Plymouth Man Accused Of Care Home Abuse

A nurse accused of ‘malicious abuse and violence’ towards Plymouth care home residents was yesterday told he will remain banned from the profession pending a full hearing.

Michael Callaghan was suspended in November for reasons of public safety while the allegations are fully investigated.

He is said to have been violent and abusive to vulnerable and mentally ill residents of the Drake Nursing Home, Stoke, over a period of nine months.

The Nursing and Midwifery Council heard that Callaghan, who protests his innocence, resigned from the home two years ago after four staff members complained about his actions.

Clare Strickland, for the NMC, told yesterday’s review hearing: “This is an allegation of sustained and malicious abuse involving vulnerable residents.

“This included violence and threats of extreme violence, and the withholding of medication when he recorded it had been given to the resident. The order does remain necessary, these are extremely serious allegations supported by evidence.”

Callaghan, who represented himself at the hearing, told the panel it caused him ‘a great deal of stress and anguish’ to be banned.

“I am afforded less rights than a burglar, arsonist or a rapist,” he said. “My innocence has not been allowed to be proven, and it will be some 26 months after the first allegations were made, and evidence has never been submitted.”

He said he resigned from the Drake Nursing Home rather than face a disciplinary hearing because he saw no way out.

“I knew from experience even if I was cleared I would never be allowed back,” he said.

“I thought it was best for me to resign from the home and continue with my own activities and never go into nursing again.”

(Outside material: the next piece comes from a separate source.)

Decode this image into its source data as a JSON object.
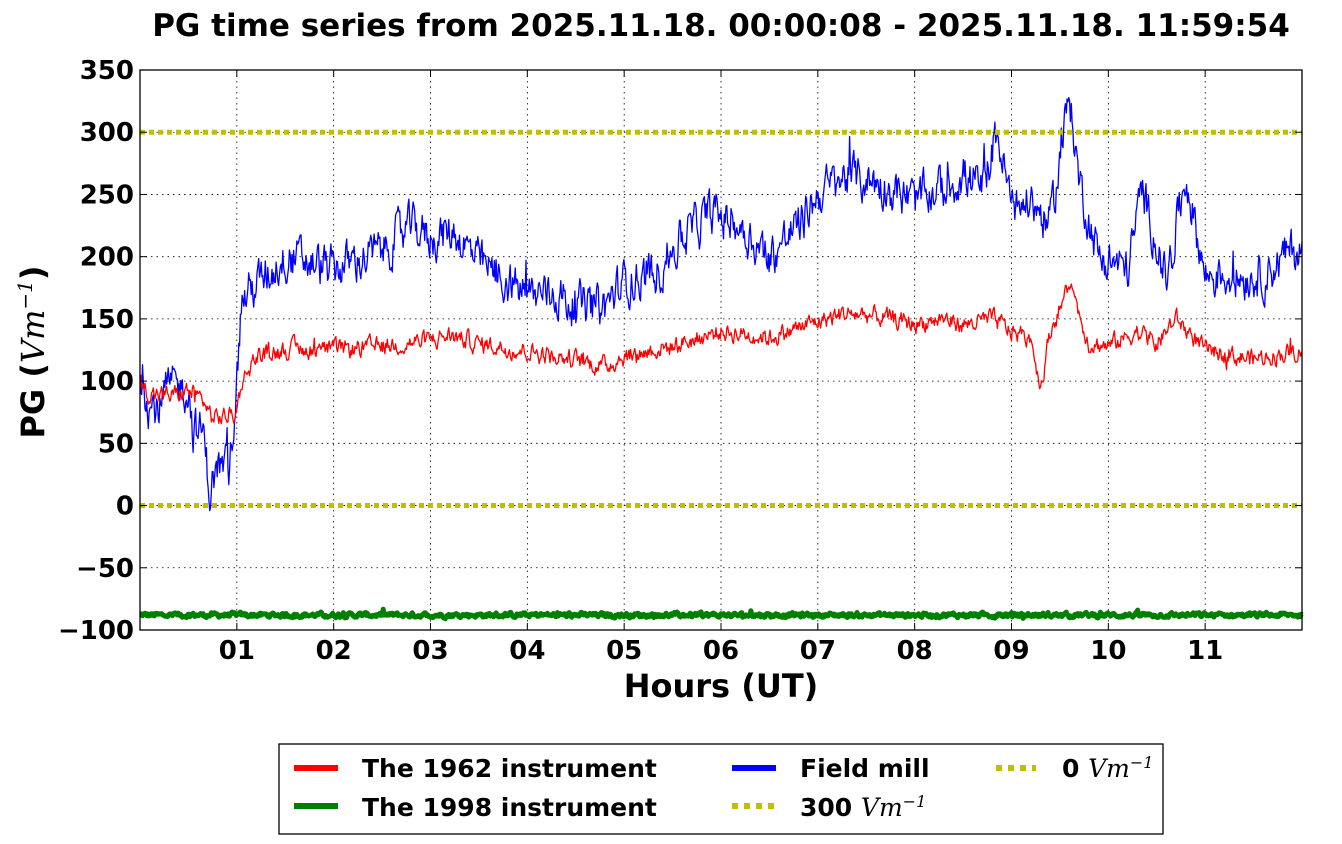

After he resigned, Callaghan was placed on the register for the Protection of Vulnerable Adults (Pova), which effectively stopped him from getting a nursing job.

Pova removed his name from the list in September 2007 saying there was insufficient evidence to say he was a risk.

But two months later, the NMC decided he should be suspended from nursing due to the seriousness of the allegations.

The NMC panel decided the suspension should continue, but said he was due to face a full misconduct hearing in June.

Panel chair Jane Jeffs told Callaghan: “These are very serious allegations of abuse over a period of nine months.

“The allegations, although denied by the registrant, are made by four witnesses including a nurse.

“The matters alleged, if proved, would put the public at risk.”

Callaghan, who says he is now retired and completing a PhD at Exeter University, will remain banned until a hearing next month. The panel will then hear evidence and decide if he is guilty of the charges, and if to strike him off the nursing register.